While Eaton may understand the consequences of his statements and continue to make them, some Uniontown residents may not clearly understand their rights, said Rhiannon Fionn, a filmmaker whose documentary “Coal Ash Chronicles” took her to Uniontown.
She felt many of the residents were hesitant to talk to her about the landfill, worried about legal consequences.
Rowland said that in the matter of coal ash disposal, controversy and community backlash is to be expected.
“If a company or its operating officers have thin skin, they probably should seek another avenue for their business than the highly contested management of a landfill that handles coal ash,” she said. “You are voluntarily entering into a fairly controversial area of environmental management.”
Green said Arrowhead is the most inspected landfill in Alabama and it has had no notices of violations, but “prospective customers do not want the adverse publicity resulting from these complaints to be attached to them, whether false or not.”
Case: Bloggers Vs. Science Consultancy in Oil Spill Controversy
Savage and Foytlin’s anti-SLAPP motion against ChemRisk will test the scope of Massachusetts’ anti-SLAPP laws. Those laws defend a person’s right to petition the government on issues of public concern.
A lower court had rejected Savage and Foytlin’s claim that they were being SLAPPed, because it decided the article they wrote was not a form of “petitioning.” The court also decided they were not speaking on behalf of themselves, but rather on behalf of others.
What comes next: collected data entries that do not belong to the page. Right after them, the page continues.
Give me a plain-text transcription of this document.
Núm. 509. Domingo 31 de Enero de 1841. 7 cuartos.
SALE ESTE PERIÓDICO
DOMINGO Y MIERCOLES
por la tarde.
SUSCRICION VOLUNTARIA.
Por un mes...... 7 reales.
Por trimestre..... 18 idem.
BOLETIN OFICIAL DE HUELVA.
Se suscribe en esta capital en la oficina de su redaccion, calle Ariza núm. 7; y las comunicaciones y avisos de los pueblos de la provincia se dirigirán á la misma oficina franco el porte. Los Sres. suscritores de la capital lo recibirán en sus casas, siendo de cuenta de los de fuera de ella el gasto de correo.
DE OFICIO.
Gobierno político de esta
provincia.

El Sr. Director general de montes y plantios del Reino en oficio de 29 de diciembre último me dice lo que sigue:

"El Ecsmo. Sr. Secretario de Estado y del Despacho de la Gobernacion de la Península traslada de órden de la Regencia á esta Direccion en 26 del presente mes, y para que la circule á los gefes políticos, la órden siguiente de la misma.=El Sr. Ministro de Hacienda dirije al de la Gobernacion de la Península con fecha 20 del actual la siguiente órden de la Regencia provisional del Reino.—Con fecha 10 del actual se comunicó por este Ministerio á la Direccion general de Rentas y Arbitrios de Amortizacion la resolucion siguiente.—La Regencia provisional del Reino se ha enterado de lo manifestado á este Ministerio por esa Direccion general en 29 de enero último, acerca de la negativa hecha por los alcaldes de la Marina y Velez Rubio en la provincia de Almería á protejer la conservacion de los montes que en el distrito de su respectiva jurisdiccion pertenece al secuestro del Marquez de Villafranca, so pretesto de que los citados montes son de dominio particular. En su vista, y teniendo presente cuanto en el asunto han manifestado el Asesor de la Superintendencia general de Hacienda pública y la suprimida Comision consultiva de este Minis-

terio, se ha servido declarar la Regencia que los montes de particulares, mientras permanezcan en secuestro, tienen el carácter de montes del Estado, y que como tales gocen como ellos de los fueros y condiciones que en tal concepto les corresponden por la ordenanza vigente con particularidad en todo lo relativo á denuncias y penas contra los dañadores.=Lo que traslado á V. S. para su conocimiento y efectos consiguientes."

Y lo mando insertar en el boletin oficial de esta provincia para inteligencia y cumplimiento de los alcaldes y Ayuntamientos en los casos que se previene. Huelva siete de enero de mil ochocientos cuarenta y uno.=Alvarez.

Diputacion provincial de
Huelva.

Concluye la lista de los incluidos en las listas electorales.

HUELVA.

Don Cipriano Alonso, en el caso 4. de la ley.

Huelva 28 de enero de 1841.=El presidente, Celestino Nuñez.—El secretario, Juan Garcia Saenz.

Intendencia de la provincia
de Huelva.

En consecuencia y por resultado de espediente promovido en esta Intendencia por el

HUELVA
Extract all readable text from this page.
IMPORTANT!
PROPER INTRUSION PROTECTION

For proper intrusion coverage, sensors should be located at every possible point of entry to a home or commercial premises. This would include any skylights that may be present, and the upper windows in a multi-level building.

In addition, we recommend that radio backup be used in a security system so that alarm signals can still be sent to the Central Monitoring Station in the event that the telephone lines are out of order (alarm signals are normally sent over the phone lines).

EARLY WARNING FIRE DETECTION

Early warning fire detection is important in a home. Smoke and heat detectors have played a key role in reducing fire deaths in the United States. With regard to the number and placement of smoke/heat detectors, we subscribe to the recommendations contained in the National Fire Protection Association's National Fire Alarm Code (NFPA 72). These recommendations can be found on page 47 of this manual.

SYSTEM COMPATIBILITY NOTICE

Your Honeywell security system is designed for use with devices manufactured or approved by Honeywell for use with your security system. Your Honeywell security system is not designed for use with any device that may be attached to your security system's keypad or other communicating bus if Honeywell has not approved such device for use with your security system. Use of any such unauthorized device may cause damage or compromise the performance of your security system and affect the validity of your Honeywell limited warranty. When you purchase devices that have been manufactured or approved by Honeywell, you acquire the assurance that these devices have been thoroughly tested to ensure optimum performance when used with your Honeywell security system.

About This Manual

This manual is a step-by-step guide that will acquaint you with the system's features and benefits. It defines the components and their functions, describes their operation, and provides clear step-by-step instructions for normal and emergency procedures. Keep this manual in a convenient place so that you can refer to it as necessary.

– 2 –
“The BP disaster was a spill of national significance,” Savage said. “As citizens of this nation, it’s impacting us. The natural resources belong to all of us.”
She continued: “[Foytlin] has six kids, I have four kids, we’re both single parents … there’s nothing that they could get financially from us. Yet they sued us for damages greater than $25,000.” The suit was clearly meant to harass them, Savage said.
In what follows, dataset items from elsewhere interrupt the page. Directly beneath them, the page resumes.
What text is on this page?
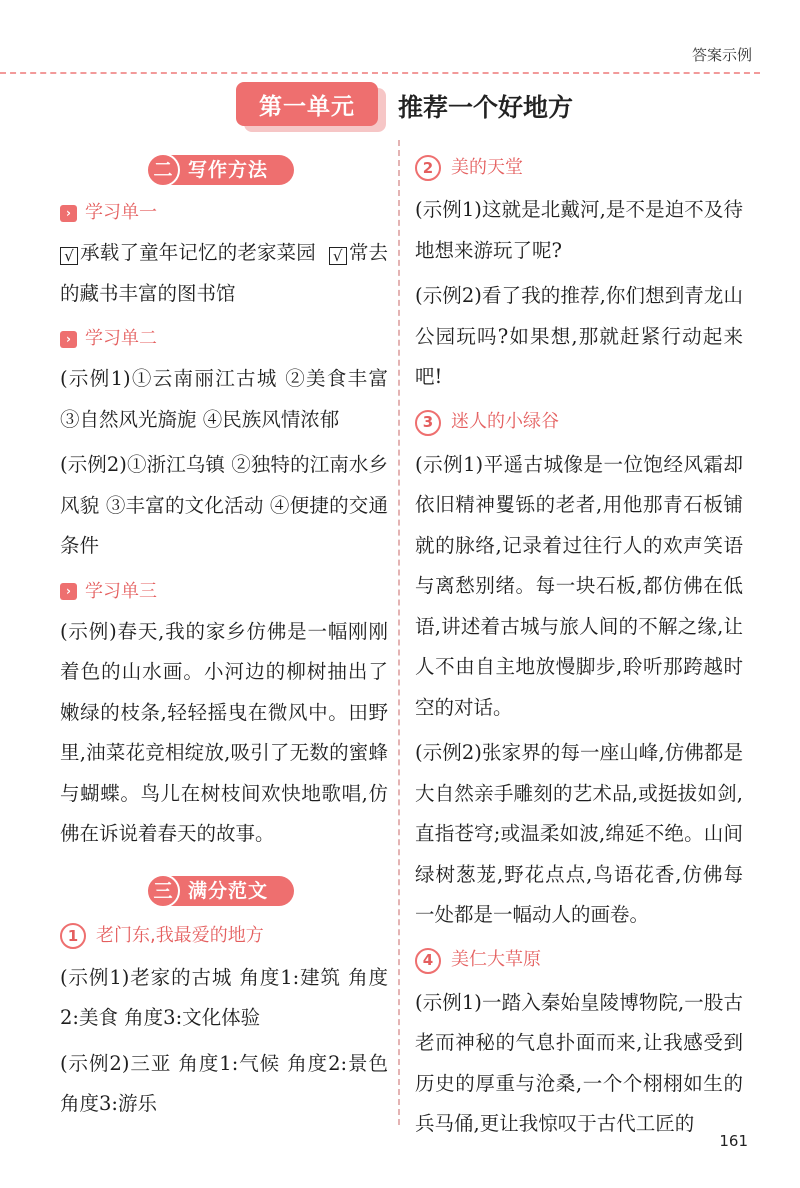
答案示例
第一单元	推荐一个好地方
二 写作方法
› 学习单一

√ 承载了童年记忆的老家菜园 √ 常去的藏书丰富的图书馆

› 学习单二

(示例1)①云南丽江古城 ②美食丰富 ③自然风光旖旎 ④民族风情浓郁

(示例2)①浙江乌镇 ②独特的江南水乡风貌 ③丰富的文化活动 ④便捷的交通条件

› 学习单三

(示例)春天,我的家乡仿佛是一幅刚刚着色的山水画。小河边的柳树抽出了嫩绿的枝条,轻轻摇曳在微风中。田野里,油菜花竞相绽放,吸引了无数的蜜蜂与蝴蝶。鸟儿在树枝间欢快地歌唱,仿佛在诉说着春天的故事。

三 满分范文
1 老门东,我最爱的地方

(示例1)老家的古城 角度1:建筑 角度2:美食 角度3:文化体验

(示例2)三亚 角度1:气候 角度2:景色 角度3:游乐

2 美的天堂

(示例1)这就是北戴河,是不是迫不及待地想来游玩了呢?

(示例2)看了我的推荐,你们想到青龙山公园玩吗?如果想,那就赶紧行动起来吧!

3 迷人的小绿谷

(示例1)平遥古城像是一位饱经风霜却依旧精神矍铄的老者,用他那青石板铺就的脉络,记录着过往行人的欢声笑语与离愁别绪。每一块石板,都仿佛在低语,讲述着古城与旅人间的不解之缘,让人不由自主地放慢脚步,聆听那跨越时空的对话。

(示例2)张家界的每一座山峰,仿佛都是大自然亲手雕刻的艺术品,或挺拔如剑,直指苍穹;或温柔如波,绵延不绝。山间绿树葱茏,野花点点,鸟语花香,仿佛每一处都是一幅动人的画卷。

4 美仁大草原

(示例1)一踏入秦始皇陵博物院,一股古老而神秘的气息扑面而来,让我感受到历史的厚重与沧桑,一个个栩栩如生的兵马俑,更让我惊叹于古代工匠的

161
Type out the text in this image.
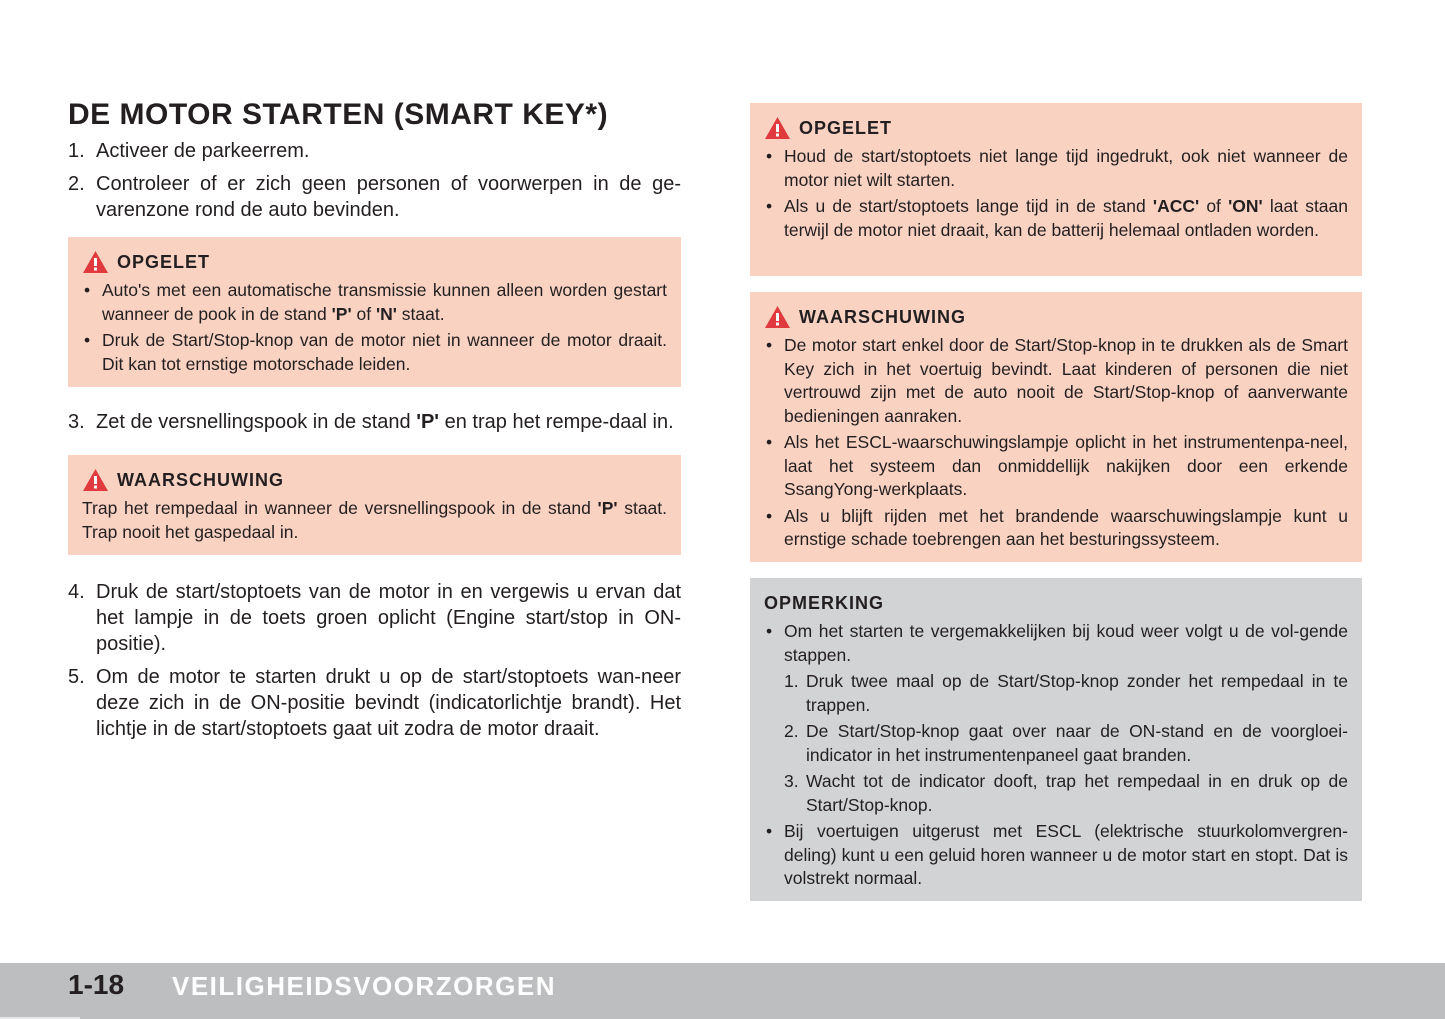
DE MOTOR STARTEN (SMART KEY*)
1. Activeer de parkeerrem.
2. Controleer of er zich geen personen of voorwerpen in de ge-varenzone rond de auto bevinden.
OPGELET
• Auto's met een automatische transmissie kunnen alleen worden gestart wanneer de pook in de stand 'P' of 'N' staat.
• Druk de Start/Stop-knop van de motor niet in wanneer de motor draait. Dit kan tot ernstige motorschade leiden.
3. Zet de versnellingspook in de stand 'P' en trap het rempe-daal in.
WAARSCHUWING

Trap het rempedaal in wanneer de versnellingspook in de stand 'P' staat. Trap nooit het gaspedaal in.

4. Druk de start/stoptoets van de motor in en vergewis u ervan dat het lampje in de toets groen oplicht (Engine start/stop in ON-positie).
5. Om de motor te starten drukt u op de start/stoptoets wan-neer deze zich in de ON-positie bevindt (indicatorlichtje brandt). Het lichtje in de start/stoptoets gaat uit zodra de motor draait.
OPGELET
• Houd de start/stoptoets niet lange tijd ingedrukt, ook niet wanneer de motor niet wilt starten.
• Als u de start/stoptoets lange tijd in de stand 'ACC' of 'ON' laat staan terwijl de motor niet draait, kan de batterij helemaal ontladen worden.
WAARSCHUWING
• De motor start enkel door de Start/Stop-knop in te drukken als de Smart Key zich in het voertuig bevindt. Laat kinderen of personen die niet vertrouwd zijn met de auto nooit de Start/Stop-knop of aanverwante bedieningen aanraken.
• Als het ESCL-waarschuwingslampje oplicht in het instrumentenpa-neel, laat het systeem dan onmiddellijk nakijken door een erkende SsangYong-werkplaats.
• Als u blijft rijden met het brandende waarschuwingslampje kunt u ernstige schade toebrengen aan het besturingssysteem.
OPMERKING
• Om het starten te vergemakkelijken bij koud weer volgt u de vol-gende stappen.
1. Druk twee maal op de Start/Stop-knop zonder het rempedaal in te trappen.
2. De Start/Stop-knop gaat over naar de ON-stand en de voorgloei-indicator in het instrumentenpaneel gaat branden.
3. Wacht tot de indicator dooft, trap het rempedaal in en druk op de Start/Stop-knop.
• Bij voertuigen uitgerust met ESCL (elektrische stuurkolomvergren-deling) kunt u een geluid horen wanneer u de motor start en stopt. Dat is volstrekt normaal.
1-18 VEILIGHEIDSVOORZORGEN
At least in one previous case (Fustolo v. Hollander), the Massachusetts court determined that newspaper reporting does not constitute “petitioning” under anti-SLAPP legislation.
Savage and Foytlin’s lawyer has argued that the unpaid article the women published in the Huffington Post was instead a blog article with a different objective. The appeal reads: “Defendants are environmental activists who were seeking governmental action and who did not purport to be objective reporters. A ‘Blog,’ by definition, is a ‘Web site on which someone writes about personal activities and experiences.'”
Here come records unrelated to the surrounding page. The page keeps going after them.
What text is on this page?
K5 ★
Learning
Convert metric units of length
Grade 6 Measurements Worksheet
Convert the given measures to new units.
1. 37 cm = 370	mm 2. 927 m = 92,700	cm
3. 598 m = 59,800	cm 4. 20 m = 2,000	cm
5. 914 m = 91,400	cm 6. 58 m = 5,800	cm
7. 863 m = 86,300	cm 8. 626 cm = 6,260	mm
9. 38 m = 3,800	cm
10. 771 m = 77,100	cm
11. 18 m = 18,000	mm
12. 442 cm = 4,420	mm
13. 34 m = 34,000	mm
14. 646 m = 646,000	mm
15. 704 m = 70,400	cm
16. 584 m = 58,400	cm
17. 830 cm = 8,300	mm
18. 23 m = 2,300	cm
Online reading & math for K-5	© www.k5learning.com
Whether “blogger” or “journalist,” Savage said, “Everyone should have a right to write the truth without being harassed.”
She is confident in what she wrote. After Savage and Foytlin showed ChemRisk their supporting evidence, ChemRisk decided to drop the defamation case, saying it was not worth the time and resources to pursue. But the judicial wheels were already in motion so the case proceeded to the state’s Supreme Judicial Court.
The Wall Street Journal and others had published similar reports, but were not sued for defamation. The appeal reads: “ChemRisk has not even attempted to allege that the Blog was devoid of any reasonable factual support.”
ChemRisk told Epoch Times via email that it did not have any comments to make at this time.
Though the Massachussets anti-SLAPP laws don’t protect journalists, the federal law is expected to. Bruce Brown, executive director of the Reporters Committee for Freedom of the Press, testified at the congressional hearing on the SPEAK FREE Act in June, saying: “Media organizations have an interest in ensuring anti-SLAPP statutes remain effective tools in protecting free speech. While all citizens who choose to speak out on public affairs benefit from anti-SLAPP statutes … it is news organizations that choose every day to venture into the thick of public controversy to make sure citizens are fully informed about their world.”